After a two-week delay, the Times finally ran edited versions of the offending columns last Sunday with a front-page explanation of the delay by Executive Editor Howell Raines. According to Raines, the Times' decision not to publish the columns by Pulitzer Prize-winner Dave Anderson and Harvey Araton was "based not on the opinions stated in the columns but on separate concerns." Anderson's piece, he argued, "gave the appearance of unnecessary intramural squabbling with the newspaper's editorial board" while Araton's column "presented problems of structure and tone." But what does that gobbledygook really mean?

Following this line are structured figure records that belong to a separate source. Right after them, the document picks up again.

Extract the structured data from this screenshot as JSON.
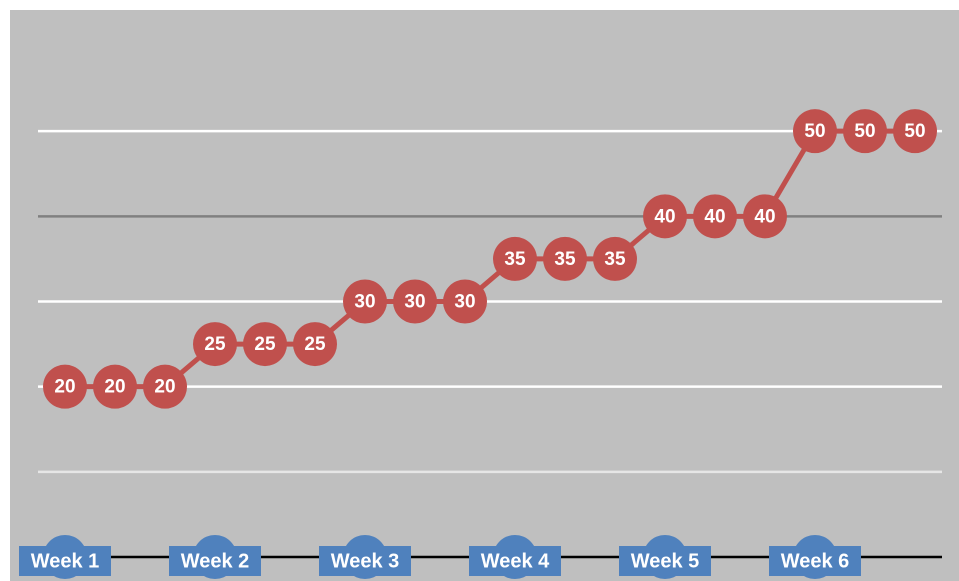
{
  "chart_data": {
    "type": "line",
    "categories": [
      "Week 1",
      null,
      null,
      "Week 2",
      null,
      null,
      "Week 3",
      null,
      null,
      "Week 4",
      null,
      null,
      "Week 5",
      null,
      null,
      "Week 6",
      null,
      null
    ],
    "series": [
      {
        "color": "#c0504d",
        "values": [
          20,
          20,
          20,
          25,
          25,
          25,
          30,
          30,
          30,
          35,
          35,
          35,
          40,
          40,
          40,
          50,
          50,
          50
        ]
      }
    ],
    "ylim": [
      0,
      60
    ],
    "yticks": [
      0,
      10,
      20,
      30,
      40,
      50
    ],
    "grid": true,
    "grid_colors": [
      "#000000",
      "#e6e6e6",
      "#ffffff",
      "#ffffff",
      "#808080",
      "#ffffff"
    ],
    "category_color": "#4f81bd"
  }
}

It means that the sports columnists had the temerity to disagree with the Times' editorial policy on the admission of women to private golf clubs. Horrors! After all, America's flagship daily had already published 37 stories and several editorials in its journalistic crusade on this burning issue and the editors didn't want any internal challenges to that politically correct policy. Here's part of what Anderson wrote: "Some voices have suggested that (Tiger) Woods, the three-time Masters champion, could stay home during next April's tournament. His boycott could presumably persuade the club to admit a female member. Or two or three.... Woods, always polite, had a polite answer. 'As I've said before, everyone is entitled to their own opinion,' he said. 'I think there should be women members, but it's not up to me.'" Are you offended yet? Me neither.
Raines and Managing Editor Gerald Boyd denied that they had censored the columns. "That's not what happened here," Raines said. "There is not now, nor will there ever be, any attempt to curb the opinions of our writers ... or to get them to agree with the editorial page..." But that's not how it looks from here.

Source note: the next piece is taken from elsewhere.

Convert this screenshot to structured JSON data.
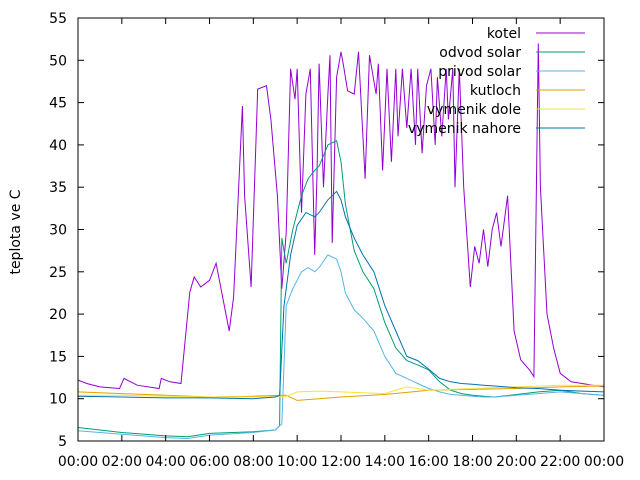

In comments to Newsweek magazine, one Times staffer said this incident "makes it hard for us to have credibility on other issues," and another Timesman commented that Raines "is in danger of losing the building." The Newsweek article described "a growing divide between staff and management ... that may have something to do with management's effort to squash independent-minded reporters (and columnists)." At the newspaper of record, this represents a full-blown journalistic crisis.
"The columns were spiked because they were at odds with the position taken by the paper's editorial page," declared the conservative Weekly Standard. "A newspaper is, of course, free to put whatever it wants in its pages (and) to publicly insult its own writers ... but only the New York Times is conceited enough to stifle dissent and then call it journalism." Well, that's pretty much how I feel about this tempest in a journalistic teapot.
While I haven't discussed this issue with Appeal Publisher Peter Starren or Editor Barry Smith, I can tell you that they've never pressured me to agree with their editorials, or even made suggestions as to what I should write. In fact, for all intents and purposes, they've left me alone to express myself and/or make a fool of myself, as the case may be.
That's how it's been ever since I began writing this political column six-plus years ago. And even when I've disagreed with Appeal editorials, as I did during the recent election campaign, they've remained silent. What more can an independent columnist ask?
Apparently Starren, his predecessor Jeff Ackerman and Smith believe that the Appeal's editorial page should reflect a wide range of opinion on current issues. Which is probably why they publish Vince Coyle and Susan Paslov along with me and Bob Thomas. When it comes to editorial opinions, the more the merrier. In this sense, the Appeal is adhering to a higher journalistic standard than the great, gray New York Times.
Guy W. Farmer, a semi-retired journalist and former U.S. diplomat, resides in Carson City.